I propose to take Questions Nos. 49 and 71 together.
Last December's social welfare budget package, which is the biggest ever social welfare budget allocation amounting to more than £428 million on a full year basis, provided for a £7 a week increase for pensioners over 66, a special increase of £5.90 a week for invalidity pensioners aged under 65 years, and a £4 increase for other recipients under 66.
The £7 increase for pensioners represents an increase ranging between 7.9% and 8.9%, while the £4 general increase represents an increase ranging between 5.2% and 5.6%. With a predicted annual average rate of inflation of 4% this year, it will be seen that this year's increases are well ahead of expected inflation, representing real increases ranging between 1.2% and 4.7%.
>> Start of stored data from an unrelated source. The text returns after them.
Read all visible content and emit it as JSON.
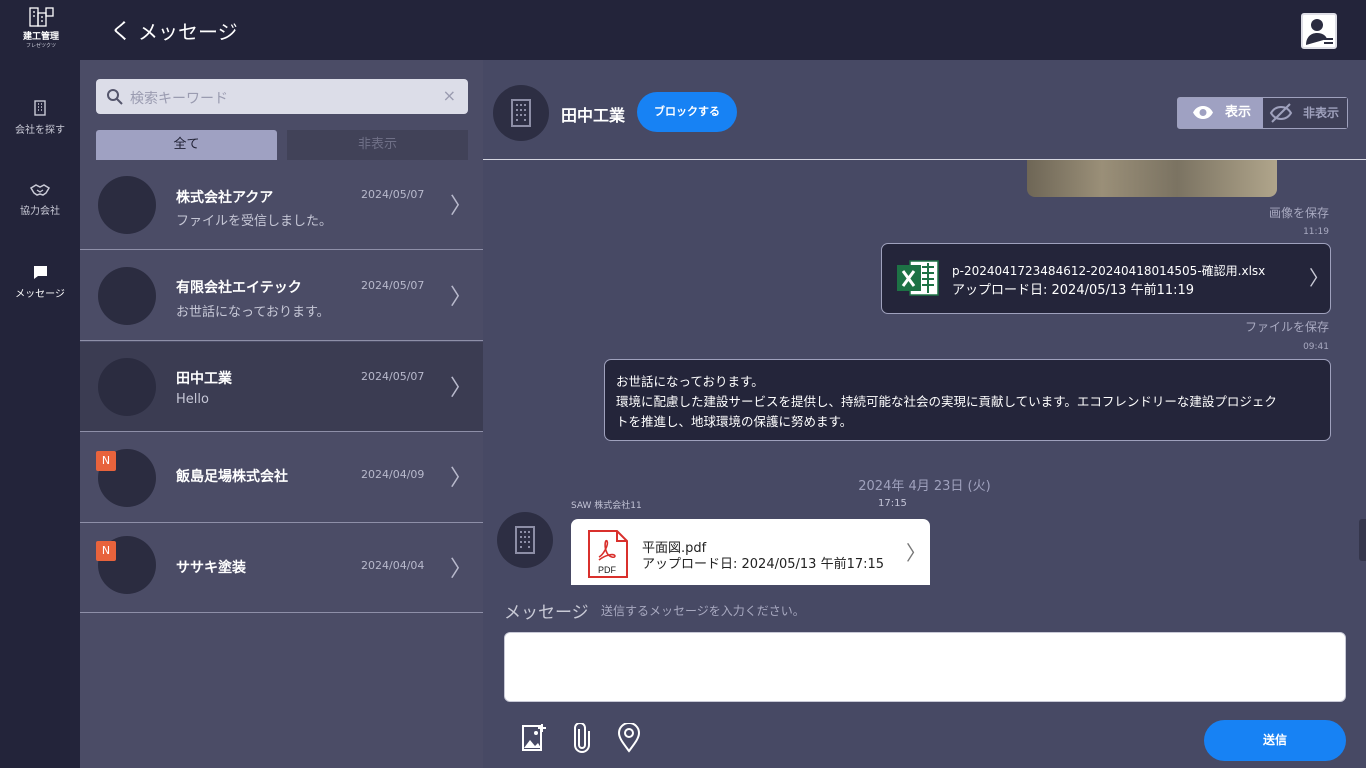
{
  "app": {
    "logo_text": "建工管理",
    "logo_sub": "フレゼツクツ",
    "back_glyph": "く",
    "title": "メッセージ"
  },
  "nav": {
    "items": [
      {
        "label": "会社を探す",
        "icon": "building-icon"
      },
      {
        "label": "協力会社",
        "icon": "handshake-icon"
      },
      {
        "label": "メッセージ",
        "icon": "chat-icon",
        "active": true
      }
    ]
  },
  "list": {
    "search_placeholder": "検索キーワード",
    "clear_glyph": "×",
    "tabs": [
      {
        "label": "全て",
        "selected": true
      },
      {
        "label": "非表示",
        "selected": false
      }
    ],
    "conversations": [
      {
        "name": "株式会社アクア",
        "preview": "ファイルを受信しました。",
        "date": "2024/05/07",
        "badge": ""
      },
      {
        "name": "有限会社エイテック",
        "preview": "お世話になっております。",
        "date": "2024/05/07",
        "badge": ""
      },
      {
        "name": "田中工業",
        "preview": "Hello",
        "date": "2024/05/07",
        "badge": "",
        "active": true
      },
      {
        "name": "飯島足場株式会社",
        "preview": "",
        "date": "2024/04/09",
        "badge": "N"
      },
      {
        "name": "ササキ塗装",
        "preview": "",
        "date": "2024/04/04",
        "badge": "N"
      }
    ],
    "chevron": "〉"
  },
  "chat": {
    "company": "田中工業",
    "block_label": "ブロックする",
    "toggle_show": "表示",
    "toggle_hide": "非表示",
    "save_image": "画像を保存",
    "time_1": "11:19",
    "file_name": "p-2024041723484612-20240418014505-確認用.xlsx",
    "file_upload": "アップロード日: 2024/05/13 午前11:19",
    "save_file": "ファイルを保存",
    "time_2": "09:41",
    "message_lines": [
      "お世話になっております。",
      "環境に配慮した建設サービスを提供し、持続可能な社会の実現に貢献しています。エコフレンドリーな建設プロジェク",
      "トを推進し、地球環境の保護に努めます。"
    ],
    "date_separator": "2024年 4月 23日 (火)",
    "sender": "SAW 株式会社11",
    "sender_time": "17:15",
    "pdf_name": "平面図.pdf",
    "pdf_upload": "アップロード日: 2024/05/13 午前17:15",
    "pdf_label": "PDF",
    "compose_label": "メッセージ",
    "compose_hint": "送信するメッセージを入力ください。",
    "send_label": "送信"
  },
  "colors": {
    "accent_blue": "#1782f4",
    "badge_orange": "#e8633c",
    "excel_green": "#1d7245",
    "pdf_red": "#d9302c"
  }
}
In addition, special increases in the rate of qualified adult allowances have been provided this year, as part of an overall strategy to increase this allowance to 70% of the main rate by 2002. These increases, which range between 7.7% and 17.2%, represent real increases of between 3.6% and 12.7%.
Furthermore, as part of the process of aligning tax and social welfare changes by 2001, all of these increases have been paid four weeks earlier this year, from the beginning of May.
The National Anti-Poverty Strategy Statement: Sharing in Progress provides that all social welfare payments would be increased to the minimum of the lower range recommended by the Commission on Social Welfare by the end of 1999. This was fully achieved last year and now in 2000 all social welfare rates exceed to an even greater extent the commission's target rate.
With regard to the broader question of the adequacy of social welfare rates, the Programme for Prosperity and Fairness contains a commitment to set up a working group to examine the issues of developing a benchmark for adequacy of adult and child social welfare payments, including the implications of adopting a specific approach to the ongoing up-rating or indexation of payments.